Response to Celerity (Original post)

yorkster

(3,951 posts)
4. I'm with Mystal.
Fri Dec 13, 2024, 07:13 PM
Dec 2024

It's a damn tragedy that she wasn't elected and gawd knows what lies ahead with the
reelection of Trump.

Fla Dem

(27,764 posts)
7. I felt from the start, it was misogyny and racism.
Fri Dec 13, 2024, 10:03 PM
Dec 2024

When asked voters came up with other reasons, but that was just to hide their racism and misogyny.
I volunteered at my county's Democratic headquarters. The flow of people that came in to get Harris swag and help addressing postcards, and volunteer to knock on doors to get out the vote was unbelievable. A number of volunteers said they' had never seen such energized Democrats and a number of them told us they were republicans, but no way were they voting for Trump.

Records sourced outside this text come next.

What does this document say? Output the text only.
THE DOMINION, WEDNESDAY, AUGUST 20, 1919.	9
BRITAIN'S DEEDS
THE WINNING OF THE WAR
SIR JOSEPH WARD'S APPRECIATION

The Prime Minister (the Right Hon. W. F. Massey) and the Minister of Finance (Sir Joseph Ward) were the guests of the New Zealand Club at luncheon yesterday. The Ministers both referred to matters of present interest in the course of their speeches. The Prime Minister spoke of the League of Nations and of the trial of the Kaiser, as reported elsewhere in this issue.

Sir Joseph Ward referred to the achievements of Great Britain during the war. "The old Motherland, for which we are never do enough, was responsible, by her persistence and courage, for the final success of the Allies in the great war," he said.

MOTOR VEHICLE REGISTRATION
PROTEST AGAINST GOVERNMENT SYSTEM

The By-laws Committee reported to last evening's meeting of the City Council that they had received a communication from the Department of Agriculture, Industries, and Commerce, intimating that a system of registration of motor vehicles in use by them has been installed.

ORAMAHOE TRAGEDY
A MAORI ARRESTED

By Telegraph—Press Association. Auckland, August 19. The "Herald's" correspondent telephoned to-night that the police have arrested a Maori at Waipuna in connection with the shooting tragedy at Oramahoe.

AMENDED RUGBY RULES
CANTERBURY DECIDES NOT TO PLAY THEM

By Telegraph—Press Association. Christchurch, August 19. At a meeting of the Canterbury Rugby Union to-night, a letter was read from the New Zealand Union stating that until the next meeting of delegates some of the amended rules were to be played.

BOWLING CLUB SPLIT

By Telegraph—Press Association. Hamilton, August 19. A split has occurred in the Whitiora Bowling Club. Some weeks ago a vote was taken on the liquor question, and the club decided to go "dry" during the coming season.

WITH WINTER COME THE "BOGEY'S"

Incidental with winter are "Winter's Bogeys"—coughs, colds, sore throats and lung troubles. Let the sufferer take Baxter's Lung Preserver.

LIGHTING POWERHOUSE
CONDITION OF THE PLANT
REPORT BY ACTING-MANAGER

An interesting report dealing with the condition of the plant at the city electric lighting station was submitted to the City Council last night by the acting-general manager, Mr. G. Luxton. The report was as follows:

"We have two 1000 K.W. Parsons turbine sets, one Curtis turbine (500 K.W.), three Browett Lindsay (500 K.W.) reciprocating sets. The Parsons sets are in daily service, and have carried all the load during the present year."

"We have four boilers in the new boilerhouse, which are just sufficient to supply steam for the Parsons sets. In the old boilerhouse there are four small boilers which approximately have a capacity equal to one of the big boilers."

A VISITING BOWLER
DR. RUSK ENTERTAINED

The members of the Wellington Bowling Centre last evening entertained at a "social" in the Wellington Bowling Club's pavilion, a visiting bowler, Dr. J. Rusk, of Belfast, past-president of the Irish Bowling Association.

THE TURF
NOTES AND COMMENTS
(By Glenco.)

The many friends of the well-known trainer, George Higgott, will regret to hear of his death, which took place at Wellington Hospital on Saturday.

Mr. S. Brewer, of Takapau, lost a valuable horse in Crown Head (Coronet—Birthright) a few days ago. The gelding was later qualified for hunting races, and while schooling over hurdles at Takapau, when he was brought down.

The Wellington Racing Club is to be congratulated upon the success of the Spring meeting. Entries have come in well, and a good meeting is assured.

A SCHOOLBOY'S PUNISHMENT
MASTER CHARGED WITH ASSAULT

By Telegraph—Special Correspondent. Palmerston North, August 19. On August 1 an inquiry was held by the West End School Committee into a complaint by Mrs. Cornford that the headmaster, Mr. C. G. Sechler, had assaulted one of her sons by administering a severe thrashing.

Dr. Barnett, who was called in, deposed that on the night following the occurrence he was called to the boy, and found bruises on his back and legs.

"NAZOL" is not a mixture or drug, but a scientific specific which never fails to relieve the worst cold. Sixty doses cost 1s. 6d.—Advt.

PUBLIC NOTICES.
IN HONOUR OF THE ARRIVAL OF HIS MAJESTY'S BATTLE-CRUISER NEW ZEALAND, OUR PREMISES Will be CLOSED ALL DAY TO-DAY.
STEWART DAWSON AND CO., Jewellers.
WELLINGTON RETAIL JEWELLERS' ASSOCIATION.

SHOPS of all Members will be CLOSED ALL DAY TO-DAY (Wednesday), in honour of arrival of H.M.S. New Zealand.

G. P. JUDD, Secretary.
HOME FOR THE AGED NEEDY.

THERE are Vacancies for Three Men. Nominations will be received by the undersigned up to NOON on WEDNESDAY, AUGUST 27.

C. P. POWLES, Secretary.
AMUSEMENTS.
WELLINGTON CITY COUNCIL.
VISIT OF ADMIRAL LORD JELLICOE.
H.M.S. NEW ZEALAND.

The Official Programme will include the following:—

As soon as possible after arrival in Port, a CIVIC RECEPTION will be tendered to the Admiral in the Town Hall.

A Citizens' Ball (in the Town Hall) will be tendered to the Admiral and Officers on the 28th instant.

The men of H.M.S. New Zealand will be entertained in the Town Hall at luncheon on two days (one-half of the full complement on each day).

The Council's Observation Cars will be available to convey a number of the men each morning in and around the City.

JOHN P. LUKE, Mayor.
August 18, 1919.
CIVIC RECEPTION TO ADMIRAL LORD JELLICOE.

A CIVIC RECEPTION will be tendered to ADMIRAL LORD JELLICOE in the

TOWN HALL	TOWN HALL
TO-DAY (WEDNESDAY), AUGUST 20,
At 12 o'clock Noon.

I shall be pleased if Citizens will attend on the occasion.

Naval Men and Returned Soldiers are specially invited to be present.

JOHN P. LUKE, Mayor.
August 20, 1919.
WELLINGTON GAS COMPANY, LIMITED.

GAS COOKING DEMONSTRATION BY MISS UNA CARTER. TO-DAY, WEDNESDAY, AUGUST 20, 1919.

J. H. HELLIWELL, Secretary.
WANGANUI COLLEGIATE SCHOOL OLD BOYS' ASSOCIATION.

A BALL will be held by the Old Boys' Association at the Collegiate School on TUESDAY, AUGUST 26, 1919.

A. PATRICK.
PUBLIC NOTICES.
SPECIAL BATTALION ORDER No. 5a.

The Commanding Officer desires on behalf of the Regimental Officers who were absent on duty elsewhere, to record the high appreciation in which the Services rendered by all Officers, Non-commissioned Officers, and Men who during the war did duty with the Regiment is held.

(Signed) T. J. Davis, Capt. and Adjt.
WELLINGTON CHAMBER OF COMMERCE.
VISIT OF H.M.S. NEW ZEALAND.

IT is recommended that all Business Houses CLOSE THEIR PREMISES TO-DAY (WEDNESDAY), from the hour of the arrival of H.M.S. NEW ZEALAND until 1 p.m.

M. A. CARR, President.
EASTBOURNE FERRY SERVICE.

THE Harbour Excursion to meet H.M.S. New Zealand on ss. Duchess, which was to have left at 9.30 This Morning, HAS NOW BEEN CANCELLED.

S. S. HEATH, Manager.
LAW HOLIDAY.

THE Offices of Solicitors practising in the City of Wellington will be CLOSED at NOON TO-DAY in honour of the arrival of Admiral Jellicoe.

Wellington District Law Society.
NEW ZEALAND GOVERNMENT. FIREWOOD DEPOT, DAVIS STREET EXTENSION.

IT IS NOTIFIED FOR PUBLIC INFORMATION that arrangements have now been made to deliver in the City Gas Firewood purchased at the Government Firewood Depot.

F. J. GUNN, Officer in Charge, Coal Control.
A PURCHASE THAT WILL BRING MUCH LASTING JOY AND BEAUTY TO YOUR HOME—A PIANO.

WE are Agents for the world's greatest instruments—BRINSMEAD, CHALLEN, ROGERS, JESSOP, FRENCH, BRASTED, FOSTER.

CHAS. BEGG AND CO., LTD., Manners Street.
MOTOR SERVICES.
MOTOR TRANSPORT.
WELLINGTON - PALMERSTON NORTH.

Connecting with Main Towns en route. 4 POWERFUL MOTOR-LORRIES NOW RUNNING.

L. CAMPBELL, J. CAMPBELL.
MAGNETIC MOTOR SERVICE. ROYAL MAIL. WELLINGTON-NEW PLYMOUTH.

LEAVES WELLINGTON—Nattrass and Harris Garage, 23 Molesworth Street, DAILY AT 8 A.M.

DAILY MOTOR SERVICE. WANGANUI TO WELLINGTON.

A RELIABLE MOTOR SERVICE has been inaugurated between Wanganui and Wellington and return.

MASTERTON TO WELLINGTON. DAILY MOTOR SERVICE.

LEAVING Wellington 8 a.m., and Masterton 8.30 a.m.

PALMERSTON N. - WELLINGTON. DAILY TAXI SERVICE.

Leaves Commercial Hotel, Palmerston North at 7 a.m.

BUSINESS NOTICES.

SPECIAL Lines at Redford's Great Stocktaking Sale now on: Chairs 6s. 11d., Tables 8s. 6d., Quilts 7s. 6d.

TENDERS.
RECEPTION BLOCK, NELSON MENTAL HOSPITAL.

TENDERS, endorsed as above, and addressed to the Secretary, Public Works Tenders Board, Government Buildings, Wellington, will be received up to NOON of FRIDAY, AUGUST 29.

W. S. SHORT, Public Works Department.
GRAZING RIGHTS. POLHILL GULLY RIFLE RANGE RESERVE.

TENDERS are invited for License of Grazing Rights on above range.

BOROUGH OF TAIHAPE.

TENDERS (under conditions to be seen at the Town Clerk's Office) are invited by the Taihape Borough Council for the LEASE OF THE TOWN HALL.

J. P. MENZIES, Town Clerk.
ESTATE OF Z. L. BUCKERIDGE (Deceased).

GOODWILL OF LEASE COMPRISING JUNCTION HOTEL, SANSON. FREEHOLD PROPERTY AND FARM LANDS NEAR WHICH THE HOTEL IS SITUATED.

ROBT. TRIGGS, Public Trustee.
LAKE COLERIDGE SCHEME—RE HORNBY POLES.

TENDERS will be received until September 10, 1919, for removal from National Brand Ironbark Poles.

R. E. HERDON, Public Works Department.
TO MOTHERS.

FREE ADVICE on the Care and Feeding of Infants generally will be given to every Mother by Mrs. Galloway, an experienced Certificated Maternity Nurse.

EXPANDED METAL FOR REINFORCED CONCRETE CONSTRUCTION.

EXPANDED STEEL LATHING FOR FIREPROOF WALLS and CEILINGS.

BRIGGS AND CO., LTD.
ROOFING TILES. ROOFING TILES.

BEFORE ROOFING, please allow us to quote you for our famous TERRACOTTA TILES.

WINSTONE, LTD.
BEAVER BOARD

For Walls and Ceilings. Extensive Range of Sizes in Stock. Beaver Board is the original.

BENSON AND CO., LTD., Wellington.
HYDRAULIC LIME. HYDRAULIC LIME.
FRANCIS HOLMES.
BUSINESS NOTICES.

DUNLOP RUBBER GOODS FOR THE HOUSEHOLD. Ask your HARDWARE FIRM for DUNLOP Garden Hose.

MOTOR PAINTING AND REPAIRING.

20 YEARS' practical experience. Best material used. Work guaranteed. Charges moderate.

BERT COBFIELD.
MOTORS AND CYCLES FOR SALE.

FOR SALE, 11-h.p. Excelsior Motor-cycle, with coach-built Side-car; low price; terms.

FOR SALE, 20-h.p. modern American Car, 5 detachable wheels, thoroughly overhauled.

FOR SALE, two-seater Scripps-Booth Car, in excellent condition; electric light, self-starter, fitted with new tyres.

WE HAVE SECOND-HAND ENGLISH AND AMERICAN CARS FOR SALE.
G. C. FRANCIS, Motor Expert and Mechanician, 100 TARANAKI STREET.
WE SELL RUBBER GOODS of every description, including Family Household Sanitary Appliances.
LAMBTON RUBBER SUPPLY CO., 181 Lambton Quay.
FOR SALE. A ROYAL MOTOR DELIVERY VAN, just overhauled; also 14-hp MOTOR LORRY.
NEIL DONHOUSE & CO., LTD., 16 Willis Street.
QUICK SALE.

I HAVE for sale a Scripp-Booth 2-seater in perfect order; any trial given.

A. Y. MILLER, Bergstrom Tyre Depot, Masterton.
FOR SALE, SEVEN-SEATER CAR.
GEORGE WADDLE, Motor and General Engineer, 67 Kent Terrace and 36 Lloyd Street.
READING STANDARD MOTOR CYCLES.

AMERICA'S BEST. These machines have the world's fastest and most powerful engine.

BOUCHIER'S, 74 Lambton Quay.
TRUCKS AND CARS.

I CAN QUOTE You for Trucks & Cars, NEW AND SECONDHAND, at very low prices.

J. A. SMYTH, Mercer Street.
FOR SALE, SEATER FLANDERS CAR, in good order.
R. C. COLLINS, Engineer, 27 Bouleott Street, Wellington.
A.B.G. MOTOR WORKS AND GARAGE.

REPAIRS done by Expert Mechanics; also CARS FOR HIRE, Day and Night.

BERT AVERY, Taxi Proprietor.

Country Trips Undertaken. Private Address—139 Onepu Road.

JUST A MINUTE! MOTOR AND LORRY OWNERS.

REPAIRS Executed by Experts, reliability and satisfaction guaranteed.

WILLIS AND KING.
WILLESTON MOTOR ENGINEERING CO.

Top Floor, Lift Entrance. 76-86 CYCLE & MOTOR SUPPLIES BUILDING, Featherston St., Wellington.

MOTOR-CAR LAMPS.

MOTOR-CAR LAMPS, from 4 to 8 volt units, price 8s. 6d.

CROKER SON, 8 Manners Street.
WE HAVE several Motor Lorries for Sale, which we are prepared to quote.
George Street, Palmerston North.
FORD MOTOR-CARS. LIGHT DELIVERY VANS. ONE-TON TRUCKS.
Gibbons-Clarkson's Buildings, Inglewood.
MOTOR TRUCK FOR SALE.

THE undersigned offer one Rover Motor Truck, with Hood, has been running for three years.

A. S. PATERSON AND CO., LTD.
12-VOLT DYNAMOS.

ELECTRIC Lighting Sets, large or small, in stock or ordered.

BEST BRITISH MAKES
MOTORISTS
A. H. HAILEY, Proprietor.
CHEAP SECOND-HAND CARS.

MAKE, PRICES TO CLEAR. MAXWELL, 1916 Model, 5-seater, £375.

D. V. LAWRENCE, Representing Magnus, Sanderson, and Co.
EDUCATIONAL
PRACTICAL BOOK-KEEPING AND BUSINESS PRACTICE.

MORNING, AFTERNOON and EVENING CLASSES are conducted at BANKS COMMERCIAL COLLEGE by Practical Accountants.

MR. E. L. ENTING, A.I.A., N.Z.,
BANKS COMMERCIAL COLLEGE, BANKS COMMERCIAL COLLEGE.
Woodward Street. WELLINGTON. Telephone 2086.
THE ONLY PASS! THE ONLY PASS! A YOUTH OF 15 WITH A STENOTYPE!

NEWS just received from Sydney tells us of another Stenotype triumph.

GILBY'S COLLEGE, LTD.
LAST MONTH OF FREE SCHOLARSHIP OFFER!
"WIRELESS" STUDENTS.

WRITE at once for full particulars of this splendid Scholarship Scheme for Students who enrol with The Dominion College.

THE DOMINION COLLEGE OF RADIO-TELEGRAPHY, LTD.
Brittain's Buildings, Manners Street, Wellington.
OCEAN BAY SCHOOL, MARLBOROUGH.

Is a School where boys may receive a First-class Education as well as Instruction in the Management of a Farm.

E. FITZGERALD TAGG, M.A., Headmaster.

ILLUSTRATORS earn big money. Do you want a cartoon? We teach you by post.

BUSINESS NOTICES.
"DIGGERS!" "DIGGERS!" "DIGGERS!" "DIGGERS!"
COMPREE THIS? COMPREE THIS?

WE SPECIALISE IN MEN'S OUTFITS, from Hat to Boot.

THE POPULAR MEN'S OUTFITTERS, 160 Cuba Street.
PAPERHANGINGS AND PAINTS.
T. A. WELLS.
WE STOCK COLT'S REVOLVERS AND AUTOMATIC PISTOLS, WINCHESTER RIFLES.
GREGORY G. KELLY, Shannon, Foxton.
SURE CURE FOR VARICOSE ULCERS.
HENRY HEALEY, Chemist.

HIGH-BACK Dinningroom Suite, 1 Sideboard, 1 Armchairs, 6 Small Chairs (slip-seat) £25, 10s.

Harris was an excellent candidate. Was she perfect? No. But a hell lot more perfect than that big ass blowhard. She had less than 4 months to pull together her team, campaign and get her message out, while Trump had 8 years.

Top what all off with the fact Kamala was a Black/Asian and a woman and that is why she lost the election. The misogyny and racism were the major factors and a lot of political commentators refused to acknowledge that when doing their after election analysis.